As we look back at the past decade of innovation in the private and the public cloud space, led by Amazon, Microsoft, Google and IBM, the most significant emerging trend we see is the drive toward serverless computing and the appliance model.
In the initial days of cloud computing, companies used cloud as a substitute for their colocation facilities and/or data centers. There were certain incremental benefits to this approach. One benefit was moving capital expenditure away from an equipment model to an operational model. Another was arriving at a service model where the cloud providers themselves take care of software updates, which was especially true with companies like Microsoft and Oracle. If you were using Microsoft software, for example, you wouldn’t need to worry about the periodic operating system updates in managed instances of Windows server virtual machines.
As cloud computing has advanced, more companies have made the transition to the cloud-based platform as a service model (PAAS), which delivers computing and software tools over the internet. PaaS can be scaled up or down as needed, which reduces up-front costs and allows you to focus on developing software applications instead of dealing with hardware oriented tasks.
To support this shift toward the PaaS cloud, public cloud companies have begun heavily investing in building or acquiring serverless components that have pre-built unit functionality. These out-of-the-box tools allow organizations to test new concepts, iterate and evaluate without taking on high risk or expense. In the past, only large companies with considerable resources could afford to experiment with AI-based innovation. Now startups or small teams within larger enterprises have access to cloud-based, prepackaged algorithms offering different AI models that can fast-track innovation.
Let’s explore practical examples of how this trend helps democratize innovation in artificial intelligence by minimizing the time, money and resources needed to get started.
Resolving The Innovator’s Dilemma
Imagine your company makes kiosks or digital signage that is used by fast food chains. When customers pull up to a drive-through kiosk, they all receive the same menu choices. But what if the kiosk was smart enough to personalize recommendations? What if it could provide a suggested food and drink pairing based on the weather and the demographics of each customer?
If you wanted to investigate this idea several years ago, you would first write censor software to determine whether someone is within a certain distance of the kiosk. Then you would write censor software to detect weather information, followed by software for recognizing someone’s face and identifying their demographic information. Finally, you would write the program proposing food and drink options based on the gathered data.
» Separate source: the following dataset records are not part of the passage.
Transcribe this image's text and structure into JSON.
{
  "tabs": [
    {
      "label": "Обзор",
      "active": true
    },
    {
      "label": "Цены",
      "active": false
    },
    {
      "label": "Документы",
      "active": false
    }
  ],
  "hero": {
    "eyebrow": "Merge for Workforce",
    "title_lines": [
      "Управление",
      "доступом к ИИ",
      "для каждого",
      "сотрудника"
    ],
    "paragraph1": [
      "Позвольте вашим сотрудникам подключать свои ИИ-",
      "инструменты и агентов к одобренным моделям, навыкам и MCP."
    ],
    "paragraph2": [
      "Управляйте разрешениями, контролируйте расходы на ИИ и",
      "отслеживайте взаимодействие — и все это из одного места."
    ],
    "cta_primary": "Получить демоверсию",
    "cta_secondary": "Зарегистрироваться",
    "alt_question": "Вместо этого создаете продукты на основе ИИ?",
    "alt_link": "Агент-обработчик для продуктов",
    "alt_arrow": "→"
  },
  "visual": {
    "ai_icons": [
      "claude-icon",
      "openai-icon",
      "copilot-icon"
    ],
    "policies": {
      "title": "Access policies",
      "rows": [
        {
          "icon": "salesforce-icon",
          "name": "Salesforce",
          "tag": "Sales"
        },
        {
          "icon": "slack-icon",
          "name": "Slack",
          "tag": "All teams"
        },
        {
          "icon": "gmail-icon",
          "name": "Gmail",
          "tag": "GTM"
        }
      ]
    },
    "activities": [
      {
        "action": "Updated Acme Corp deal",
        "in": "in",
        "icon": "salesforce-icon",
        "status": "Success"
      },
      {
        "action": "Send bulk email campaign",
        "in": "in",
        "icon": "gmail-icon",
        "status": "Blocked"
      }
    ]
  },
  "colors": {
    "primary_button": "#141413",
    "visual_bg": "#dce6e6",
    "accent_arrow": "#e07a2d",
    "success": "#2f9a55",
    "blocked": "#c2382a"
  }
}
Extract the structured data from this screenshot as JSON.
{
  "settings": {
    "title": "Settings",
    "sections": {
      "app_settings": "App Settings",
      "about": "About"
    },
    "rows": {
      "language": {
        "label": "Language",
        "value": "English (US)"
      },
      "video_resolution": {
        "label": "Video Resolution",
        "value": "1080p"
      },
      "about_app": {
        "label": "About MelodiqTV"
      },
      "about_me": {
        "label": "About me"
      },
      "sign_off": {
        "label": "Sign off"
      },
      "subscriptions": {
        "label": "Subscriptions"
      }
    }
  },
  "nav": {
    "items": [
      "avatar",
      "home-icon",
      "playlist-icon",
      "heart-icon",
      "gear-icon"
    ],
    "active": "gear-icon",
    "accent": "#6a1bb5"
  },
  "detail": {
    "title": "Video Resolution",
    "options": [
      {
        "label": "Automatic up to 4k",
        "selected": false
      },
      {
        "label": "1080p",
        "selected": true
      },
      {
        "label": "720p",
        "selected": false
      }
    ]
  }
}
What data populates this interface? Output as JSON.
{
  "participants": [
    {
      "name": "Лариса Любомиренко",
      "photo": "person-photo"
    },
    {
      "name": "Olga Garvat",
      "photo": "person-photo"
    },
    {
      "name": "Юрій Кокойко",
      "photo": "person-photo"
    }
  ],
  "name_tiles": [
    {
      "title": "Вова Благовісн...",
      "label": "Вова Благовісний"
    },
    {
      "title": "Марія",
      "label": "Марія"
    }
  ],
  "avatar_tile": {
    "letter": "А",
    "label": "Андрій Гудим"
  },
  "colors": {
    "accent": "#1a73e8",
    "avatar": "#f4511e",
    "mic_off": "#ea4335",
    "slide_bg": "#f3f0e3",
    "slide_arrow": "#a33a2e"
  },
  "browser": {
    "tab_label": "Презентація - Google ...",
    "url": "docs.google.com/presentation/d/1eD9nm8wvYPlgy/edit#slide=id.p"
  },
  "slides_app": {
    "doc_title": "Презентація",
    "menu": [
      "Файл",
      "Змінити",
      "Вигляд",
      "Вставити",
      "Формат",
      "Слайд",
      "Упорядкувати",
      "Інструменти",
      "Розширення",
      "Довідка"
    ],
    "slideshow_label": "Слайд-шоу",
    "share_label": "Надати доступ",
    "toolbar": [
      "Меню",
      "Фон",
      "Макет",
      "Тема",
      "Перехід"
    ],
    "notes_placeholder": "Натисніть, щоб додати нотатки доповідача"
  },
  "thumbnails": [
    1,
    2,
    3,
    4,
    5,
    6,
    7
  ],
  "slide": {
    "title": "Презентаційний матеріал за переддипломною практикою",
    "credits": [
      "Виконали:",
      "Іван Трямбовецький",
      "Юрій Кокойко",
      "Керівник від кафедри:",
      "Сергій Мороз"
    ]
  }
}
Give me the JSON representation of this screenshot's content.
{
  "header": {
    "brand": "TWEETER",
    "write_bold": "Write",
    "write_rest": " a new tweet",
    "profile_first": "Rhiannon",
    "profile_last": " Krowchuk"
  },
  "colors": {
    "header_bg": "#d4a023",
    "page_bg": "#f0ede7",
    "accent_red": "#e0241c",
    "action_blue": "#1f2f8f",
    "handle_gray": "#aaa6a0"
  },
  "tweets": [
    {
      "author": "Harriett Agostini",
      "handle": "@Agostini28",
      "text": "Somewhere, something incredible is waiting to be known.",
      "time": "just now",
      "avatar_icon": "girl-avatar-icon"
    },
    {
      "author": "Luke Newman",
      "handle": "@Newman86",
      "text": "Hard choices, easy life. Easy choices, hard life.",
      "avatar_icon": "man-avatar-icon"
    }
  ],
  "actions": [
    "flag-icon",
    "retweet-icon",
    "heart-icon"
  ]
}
The biggest challenge is that this process requires substantial time and money, and you have no guarantee that your idea will be viable in the end. Will the kiosk work as intended? Will the market be ready for it? Will your customers see value in it?
Now with cloud computing, you can explore your idea without a huge budget or team. The cloud facilitates innovation, not only from a technology standpoint, but also from a business, market validation and iteration perspective. The serverless public cloud infrastructure of all major providers – Microsoft, Amazon and Google – comes with ready-made components, like face-recognition tools and edge sensors that detect movement and weather conditions.
A software developer on your team could use these components to build a quick prototype and test it with a select group of potential customers for proof of concept. It would be feasible to create a minimum viable product in three to five months, roll it out to select locations, then use feedback to iterate on enhancements. If the concept doesn’t work out for any reason, your sunk cost would be significantly lower than in the past.
Developing A Growth Mindset
In our company, we saw the value of this trend when our cloud-native legal e-discovery product started to gain traction in the market. We wanted to double down on our investments in cognitive analytics to learn continuously from the market and improve the customer’s experience of our solution. One of our big challenges was providing enough holistic case-related information to litigation attorneys upfront so they could see patterns and holes in the data and find relevant or responsive case documents faster.
In the old world without serverless cloud computing, we would have needed to invest in huge hardware and on-premises machine learning tools to even start working on a data science project. But in the new world, our data science team brainstormed specific algorithms that could be used to solve various problems, such as document clustering and term frequency-inverse document frequency, a popular natural language processing concept that helps summarize documents and identify highly relevant keywords in documents.
Because of our core competency in serverless cloud computing, our software engineering, data science and product teams could generate machine learning environments very quickly. We also weren’t starting from scratch but instead using the existing base algorithms and building on them, which made our iterations faster. Our teams could do both internal and external customer experience tests with different control groups before finalizing the solution that would move on to production. This level of agility in data science innovation would be almost impossible without serverless cloud components.
Serverless cloud computing makes innovation more affordable and accessible to all companies and teams – regardless of size and resources. And with more innovation, we all benefit from the diversity of new ideas and options. The building blocks we need already exist in the serverless cloud; we don’t need to spend our precious time and resources making them. All we have to do is figure out how to use them in creative ways to benefit our companies and our customers.